Questa è la prima informazione di cui il robot a 6 zampe ha bisogno. La seconda è la distanza percorsa, il che è semplice: AntBot conterà anche i suoi passi, proprio come la sua musa che dimora nel deserto. Anche le formiche addestrano parte del loro occhio a terra per avere un’idea della loro velocità, che è combinata con il conteggio dei passi per dare alla bestiolina un’idea di quanto ha viaggiato, e quindi quanto lontano dovrà passeggiare per tornare indietro al nido. AntBot fa anche questo con un cosiddetto sensore ottico di flusso, fondamentalmente, distinguendo la velocità con cui il terreno si muove attraverso l’occhio.
“Hai solo bisogno di due informazioni basilari”, dice Viollet. “Hai bisogno della tua rotta, e hai bisogno della distanza percorsa. Quando decidi di tornare a casa, puoi stimare molto facilmente la tua posizione rispetto al nido. “
Le formiche devono essere estremamente precise con questo tipo di calcolo, perché non c’è spazio per errori nel deserto ardente. E si scopre che AntBot può anche gestire un’accuratezza incredibile, soprattutto considerando la semplicità della sua tecnica di rilevamento. Per testarlo, i ricercatori hanno programmato il robot a 6 zampe per “andare a caccia” molto similmente a una formica del deserto, vale a dire zigzagando piuttosto che andare dritto in una direzione.
Dai un’occhiata alla figura sopra. A sinistra c’è il corso di una formica, la linea più sottile è il suo percorso in uscita e la linea più spessa e diritta è il suo ritorno a casa. A destra è il tentativo del robot a 6 zampe (i puntini sul percorso sono dove si è fermato per prendere i suoi cuscinetti). In esperimenti all’aperto, AntBot riuscì a percorrere quasi 15 metri, ed è riuscito a divinare il percorso del suo ritorno a casa con un errore di meno di un centimetro.

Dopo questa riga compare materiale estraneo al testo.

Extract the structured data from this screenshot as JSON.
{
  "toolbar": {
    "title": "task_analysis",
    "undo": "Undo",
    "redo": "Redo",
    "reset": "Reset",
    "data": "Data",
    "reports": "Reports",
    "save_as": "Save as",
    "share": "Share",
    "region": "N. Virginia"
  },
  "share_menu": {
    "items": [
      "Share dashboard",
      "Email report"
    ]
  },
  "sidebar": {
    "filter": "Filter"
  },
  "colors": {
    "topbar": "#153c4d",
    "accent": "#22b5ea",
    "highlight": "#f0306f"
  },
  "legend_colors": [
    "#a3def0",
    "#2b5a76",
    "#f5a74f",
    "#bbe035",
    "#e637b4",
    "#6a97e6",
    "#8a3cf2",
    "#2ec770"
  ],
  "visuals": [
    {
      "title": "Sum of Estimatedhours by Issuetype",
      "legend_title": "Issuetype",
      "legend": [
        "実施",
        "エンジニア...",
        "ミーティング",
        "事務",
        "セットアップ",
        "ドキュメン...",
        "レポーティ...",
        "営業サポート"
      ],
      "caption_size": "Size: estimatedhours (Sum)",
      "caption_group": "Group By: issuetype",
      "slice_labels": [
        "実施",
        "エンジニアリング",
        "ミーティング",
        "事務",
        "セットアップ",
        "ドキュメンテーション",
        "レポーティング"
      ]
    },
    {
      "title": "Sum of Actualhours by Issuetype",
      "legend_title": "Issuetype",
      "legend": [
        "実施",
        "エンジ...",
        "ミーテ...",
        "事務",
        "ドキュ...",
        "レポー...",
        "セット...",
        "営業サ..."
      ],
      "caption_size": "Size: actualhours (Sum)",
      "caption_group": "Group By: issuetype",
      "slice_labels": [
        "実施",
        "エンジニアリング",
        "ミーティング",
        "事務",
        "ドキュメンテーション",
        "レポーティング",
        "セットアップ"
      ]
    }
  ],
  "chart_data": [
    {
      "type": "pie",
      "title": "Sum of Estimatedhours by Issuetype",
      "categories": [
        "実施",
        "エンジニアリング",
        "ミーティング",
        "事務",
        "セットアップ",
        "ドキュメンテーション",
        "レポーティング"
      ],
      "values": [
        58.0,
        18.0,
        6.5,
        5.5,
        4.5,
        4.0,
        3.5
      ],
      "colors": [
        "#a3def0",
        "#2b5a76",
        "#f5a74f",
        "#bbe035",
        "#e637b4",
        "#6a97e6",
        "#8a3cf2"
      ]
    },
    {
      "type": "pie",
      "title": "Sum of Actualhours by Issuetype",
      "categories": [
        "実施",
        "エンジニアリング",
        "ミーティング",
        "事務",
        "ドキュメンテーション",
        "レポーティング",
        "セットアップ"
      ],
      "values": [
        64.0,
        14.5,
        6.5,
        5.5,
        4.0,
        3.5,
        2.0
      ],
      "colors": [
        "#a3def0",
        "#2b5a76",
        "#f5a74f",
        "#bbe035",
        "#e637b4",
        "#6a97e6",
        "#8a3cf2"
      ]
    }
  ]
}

L’idea, quindi, è quella di adattare questo sistema come complemento ad altri sensi robotici, come la visione artificiale della macchina e il lidar (che mappa un ambiente ricoprendolo con il laser). Entrambi sono computazionalmente ed energeticamente costosi, ma i sensori di AntBot sono molto meno intensi, ricordate, sono solo due pixel che osservano la luce polarizzata UV. Inoltre, questo tipo di navigazione funziona anche quando fuori è coperto, perché la luce UV può penetrare le nuvole.
Potrebbe anche aiutare a compensare i limiti del GPS, che sono particolarmente problematici per le auto a guida autonoma. “Ci sono molte strutture metalliche nelle città, e questo disturba il campo magnetico”, dice Julien Serres, coautore sulla carta. “Pensiamo che l’aggiunta di questo tipo di sensore visivo possa aiutare a ottenere informazioni affidabili per il pilota automatico.”
Per la robotica in generale, questo approccio è un altro esempio di come il mondo naturale possa offrire idee progettuali per superare le carenze della tecnologia esistente. La selezione naturale aborre uno spreco di energia – tutte le creature sono ottimizzate per utilizzare generalmente il meno possibile come una questione di sopravvivenza. Le formiche del deserto non fanno eccezione. Ciò che questi ricercatori hanno fatto è cooptare un modo di percepire il mondo altamente efficiente dal punto di vista energetico, che possono poi perfezionare ulteriormente.
“Penso che sia una strategia che funziona davvero bene“, afferma Jeremy Fishel, cofondatore e CTO di SynTouch, che ha sviluppato un sistema che permette ai robot di avvertire il senso del tatto (sistema usato per le protesi next-gen). “Tu studi la biologia, e poi la porti nel mondo artificiale”, significa che questi ricercatori possono prendere un sistema che la selezione naturale ha accuratamente affinato per millenni e perfezionarlo per un robot.
Quindi, ecco la formica del deserto, che lavora duramente all’inferno e inavvertitamente aiuta questo robot a 6 zampe a navigare in questo nostro grande e brutto mondo.